Auszug aus den Erwägungen:

             Das Bundesgericht zieht in Erwägung:

Erwägung 1

    1.- Nach Art. 322 Ziff. 1 StGB sind auf Druckschriften, die nicht
lediglich den Bedürfnissen des Verkehrs, des Gewerbes oder des geselligen
oder häuslichen Lebens dienen, der Name des Verlegers und des Druckers
und der Druckort anzugeben.

    a) Wie das Bundesgericht entschieden hat, will diese Vorschrift die
Belangung der gemäss Art. 27 StGB verantwortlichen Personen erleichtern,
wenn durch das Mittel der Druckerpresse eine strafbare Handlung begangen
wird (BGE 70 IV 177). Kommt demnach Art. 322 StGB im Verhältnis
zu Art. 27 StGB Hilfsfunktion zu, kann er vernünftigerweise keine
weiteren Anforderungen stellen, als zur Durchsetzung von Art. 27 StGB
nötig ist. Wenn deshalb Art. 322 StGB neben der Nennung des Druckers
und des Druckortes zusätzlich auch diejenige des Verlegers verlangt,
so ist das im Lichte des Art. 27 StGB zu verstehen, der in Ziffer 2 bei
nicht periodischen Druckschriften, deren Verfasser nicht zur Verantwortung
gezogen werden kann, den Verleger und, wenn ein solcher fehlt, den Drucker
strafbar erklärt. Damit geht das Gesetz selber von der Möglichkeit aus,
dass es bei solchen Druckschriften unter Umständen gar keinen Verleger
gibt. Entsprechend ist auch Art. 322 Ziff. 1 StGB auszulegen und die
kumulative Aufzählung von "Verleger und Drucker" unter den Vorbehalt zu
stellen, dass solche Pressebeteiligte überhaupt vorhanden sind (C. LUDWIG,
Schweizerisches Presserecht, S. 171).

    b) Verleger im Sinne des Gesetzes ist, wer den Vertrieb der
Druckschrift unter seiner Verantwortung besorgt.
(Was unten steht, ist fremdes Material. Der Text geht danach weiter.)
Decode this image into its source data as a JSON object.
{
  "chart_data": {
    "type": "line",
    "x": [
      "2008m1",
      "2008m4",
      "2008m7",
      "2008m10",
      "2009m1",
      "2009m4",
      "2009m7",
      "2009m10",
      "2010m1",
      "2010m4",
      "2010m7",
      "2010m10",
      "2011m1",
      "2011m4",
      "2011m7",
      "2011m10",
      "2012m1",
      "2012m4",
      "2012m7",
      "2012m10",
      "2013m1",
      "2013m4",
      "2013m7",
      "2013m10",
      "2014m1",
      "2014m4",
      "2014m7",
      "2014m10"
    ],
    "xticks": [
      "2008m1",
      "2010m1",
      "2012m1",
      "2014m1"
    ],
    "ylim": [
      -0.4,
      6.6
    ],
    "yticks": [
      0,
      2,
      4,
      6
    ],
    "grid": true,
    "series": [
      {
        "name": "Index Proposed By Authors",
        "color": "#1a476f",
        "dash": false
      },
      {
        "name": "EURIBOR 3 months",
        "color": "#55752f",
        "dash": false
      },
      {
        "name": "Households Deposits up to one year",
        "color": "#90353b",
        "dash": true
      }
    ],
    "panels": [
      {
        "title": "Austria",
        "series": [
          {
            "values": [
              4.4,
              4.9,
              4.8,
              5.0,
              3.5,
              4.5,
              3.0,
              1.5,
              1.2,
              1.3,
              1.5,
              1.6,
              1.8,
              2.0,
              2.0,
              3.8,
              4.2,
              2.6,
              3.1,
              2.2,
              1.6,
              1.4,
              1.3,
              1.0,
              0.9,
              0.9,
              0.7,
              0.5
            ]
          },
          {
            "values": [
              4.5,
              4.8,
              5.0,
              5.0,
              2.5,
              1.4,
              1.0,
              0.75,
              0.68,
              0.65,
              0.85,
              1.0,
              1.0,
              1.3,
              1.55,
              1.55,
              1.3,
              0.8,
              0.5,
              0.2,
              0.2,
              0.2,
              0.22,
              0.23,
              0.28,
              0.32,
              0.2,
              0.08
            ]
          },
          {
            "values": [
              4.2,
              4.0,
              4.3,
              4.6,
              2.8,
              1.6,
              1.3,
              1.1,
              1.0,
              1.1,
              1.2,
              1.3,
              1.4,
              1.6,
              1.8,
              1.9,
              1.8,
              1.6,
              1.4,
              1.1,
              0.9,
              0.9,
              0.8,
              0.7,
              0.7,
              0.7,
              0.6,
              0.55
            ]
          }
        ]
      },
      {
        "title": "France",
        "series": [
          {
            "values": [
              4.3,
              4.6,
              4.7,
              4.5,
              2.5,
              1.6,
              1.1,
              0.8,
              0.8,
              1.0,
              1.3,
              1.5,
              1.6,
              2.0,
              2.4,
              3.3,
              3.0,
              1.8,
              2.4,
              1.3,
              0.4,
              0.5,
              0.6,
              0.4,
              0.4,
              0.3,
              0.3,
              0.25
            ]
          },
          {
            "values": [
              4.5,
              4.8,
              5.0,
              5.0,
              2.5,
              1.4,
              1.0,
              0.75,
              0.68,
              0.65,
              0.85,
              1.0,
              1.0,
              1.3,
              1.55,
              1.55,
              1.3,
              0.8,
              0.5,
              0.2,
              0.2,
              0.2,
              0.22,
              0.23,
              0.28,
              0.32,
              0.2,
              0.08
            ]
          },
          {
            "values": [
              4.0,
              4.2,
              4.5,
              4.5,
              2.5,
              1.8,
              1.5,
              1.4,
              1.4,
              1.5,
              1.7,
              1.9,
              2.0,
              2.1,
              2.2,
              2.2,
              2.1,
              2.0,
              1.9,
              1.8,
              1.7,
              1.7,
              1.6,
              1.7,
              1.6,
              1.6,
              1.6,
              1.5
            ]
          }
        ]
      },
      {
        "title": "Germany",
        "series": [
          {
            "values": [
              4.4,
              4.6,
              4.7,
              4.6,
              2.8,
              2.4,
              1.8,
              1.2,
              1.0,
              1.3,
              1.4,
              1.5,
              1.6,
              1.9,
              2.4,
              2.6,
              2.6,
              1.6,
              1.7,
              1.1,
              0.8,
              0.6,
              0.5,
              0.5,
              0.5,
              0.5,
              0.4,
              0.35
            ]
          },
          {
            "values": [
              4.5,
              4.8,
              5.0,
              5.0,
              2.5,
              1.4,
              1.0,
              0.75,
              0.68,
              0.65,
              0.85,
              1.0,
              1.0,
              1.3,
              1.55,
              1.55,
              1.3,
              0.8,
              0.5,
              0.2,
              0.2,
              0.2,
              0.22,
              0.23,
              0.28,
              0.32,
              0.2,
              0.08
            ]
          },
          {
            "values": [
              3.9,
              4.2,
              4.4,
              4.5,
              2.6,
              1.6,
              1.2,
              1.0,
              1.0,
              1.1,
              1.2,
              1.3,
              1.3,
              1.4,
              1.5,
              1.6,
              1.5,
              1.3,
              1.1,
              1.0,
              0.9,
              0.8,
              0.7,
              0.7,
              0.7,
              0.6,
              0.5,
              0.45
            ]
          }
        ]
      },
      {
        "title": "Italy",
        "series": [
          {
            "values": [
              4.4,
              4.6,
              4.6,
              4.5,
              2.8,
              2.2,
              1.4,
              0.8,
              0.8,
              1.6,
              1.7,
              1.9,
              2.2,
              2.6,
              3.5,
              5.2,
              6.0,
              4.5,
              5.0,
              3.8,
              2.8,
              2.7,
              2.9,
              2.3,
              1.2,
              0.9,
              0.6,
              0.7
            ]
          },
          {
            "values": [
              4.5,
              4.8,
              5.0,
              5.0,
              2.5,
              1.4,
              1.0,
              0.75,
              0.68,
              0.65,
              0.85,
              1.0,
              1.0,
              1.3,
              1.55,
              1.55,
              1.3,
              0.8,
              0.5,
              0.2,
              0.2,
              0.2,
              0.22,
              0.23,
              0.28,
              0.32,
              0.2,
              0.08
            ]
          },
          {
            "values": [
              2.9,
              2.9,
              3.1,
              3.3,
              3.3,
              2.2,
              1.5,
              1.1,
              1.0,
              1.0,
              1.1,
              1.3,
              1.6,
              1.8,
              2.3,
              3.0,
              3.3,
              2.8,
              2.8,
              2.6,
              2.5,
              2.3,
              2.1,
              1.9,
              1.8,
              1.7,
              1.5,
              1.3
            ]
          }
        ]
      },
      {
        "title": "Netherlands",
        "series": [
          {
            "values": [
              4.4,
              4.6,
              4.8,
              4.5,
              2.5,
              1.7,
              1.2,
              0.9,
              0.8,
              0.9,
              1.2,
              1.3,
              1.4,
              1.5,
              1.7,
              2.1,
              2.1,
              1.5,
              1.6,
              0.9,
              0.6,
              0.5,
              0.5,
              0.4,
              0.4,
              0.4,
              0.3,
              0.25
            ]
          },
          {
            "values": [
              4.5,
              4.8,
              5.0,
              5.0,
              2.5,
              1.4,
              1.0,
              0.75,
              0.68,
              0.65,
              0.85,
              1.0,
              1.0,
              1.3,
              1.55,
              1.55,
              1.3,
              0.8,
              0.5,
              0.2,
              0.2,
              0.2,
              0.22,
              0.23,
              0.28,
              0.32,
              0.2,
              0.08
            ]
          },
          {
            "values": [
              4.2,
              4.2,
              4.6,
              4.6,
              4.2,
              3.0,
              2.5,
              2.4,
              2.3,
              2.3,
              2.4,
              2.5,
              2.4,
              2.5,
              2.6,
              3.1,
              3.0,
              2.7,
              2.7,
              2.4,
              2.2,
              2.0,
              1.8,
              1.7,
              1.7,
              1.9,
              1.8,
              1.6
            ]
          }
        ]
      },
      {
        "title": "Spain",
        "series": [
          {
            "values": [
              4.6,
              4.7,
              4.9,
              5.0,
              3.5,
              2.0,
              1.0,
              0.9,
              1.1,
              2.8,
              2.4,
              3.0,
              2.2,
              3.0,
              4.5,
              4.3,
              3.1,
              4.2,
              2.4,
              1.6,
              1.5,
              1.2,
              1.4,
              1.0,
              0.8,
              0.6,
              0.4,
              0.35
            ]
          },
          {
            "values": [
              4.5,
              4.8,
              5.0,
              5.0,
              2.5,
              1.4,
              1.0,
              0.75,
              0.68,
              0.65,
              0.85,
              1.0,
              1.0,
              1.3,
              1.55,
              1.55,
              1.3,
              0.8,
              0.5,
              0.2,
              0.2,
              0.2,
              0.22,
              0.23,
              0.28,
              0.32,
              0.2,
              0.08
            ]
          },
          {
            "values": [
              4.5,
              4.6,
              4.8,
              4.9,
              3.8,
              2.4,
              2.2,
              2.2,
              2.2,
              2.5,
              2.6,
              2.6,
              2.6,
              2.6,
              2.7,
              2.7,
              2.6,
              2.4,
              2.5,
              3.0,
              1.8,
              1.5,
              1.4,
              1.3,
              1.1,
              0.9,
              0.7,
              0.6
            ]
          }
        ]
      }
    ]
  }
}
Die Tätigkeit
des Verlegers charakterisiert sich als Vermittlung zwischen den
Produzenten (Verfasser, Herausgeber, Drucker) und den Verbreitern
(Sortimentsbuchhändlern, Kioskinhabern, Kolporteuren usw.). Daraus
erhellt, dass der blosse Verteiler nicht Verleger ist und dass die
Tätigkeit des Verlegers dort entfallen kann, wo die Vermittlung zwischen
Produzent und Verbreiter nach der Natur des Druckerzeugnisses nicht nötig
ist. Das ist namentlich der Fall bei Flugblättern und Plakaten, bei denen
regelmässig ein Verleger fehlt (HAFTER, Allgemeiner Teil, S. 501; LUDWIG,
aaO S. 171; M. REHBINDER, Schweizerisches Presserecht, S. 64). Wo das
zutrifft, genügt ein Impressum der Vorschrift des Art. 322 Ziff. 1 StGB,
wenn es den Drucker und den Druckort angibt.

Erwägung 2

    2.- Von diesen Überlegungen ist auch die Vorinstanz ausgegangen. Sie
hat den Begriff des Verlegers von demjenigen des blossen Verteilers
zutreffend auseinandergehalten und die Unterstellung der fraglichen
Flugblätter unter die Ursprungszeugnispflicht des Art. 322 Ziff. 1 StGB
grundsätzlich zu Recht bejaht, von der nur die im Gesetz selber angeführten
sogenannten harmlosen Druckwerke ausgenommen sind (LUDWIG, aaO, S. 170;
REHBINDER, aaO, S. 49).

    In tatsächlicher Hinsicht stellt die Vorinstanz fest, es könne den
Akten nichts dafür entnommen werden, dass die Verfasser der Flugblätter
deren Vertrieb in eigener Verantwortung übernommen hätten; sie seien
höchstens als Verteiler tätig gewesen. Dem Beschwerdegegner sei es darum
objektiv gar nicht möglich gewesen, den Namen eines Verlegers auf die
Flugblätter zu drucken, weil ein solcher gefehlt habe. Ist von diesem
für den Kassationshof verbindlichen Sachverhalt auszugehen, wurde der
Beschwerdegegner zu Recht von der Anklage der Übertretung des Art. 322
Ziff. 1 StGB freigesprochen.

Entscheid:

              Demnach erkennt das Bundesgericht:

    Die Nichtigkeitsbeschwerde wird abgewiesen.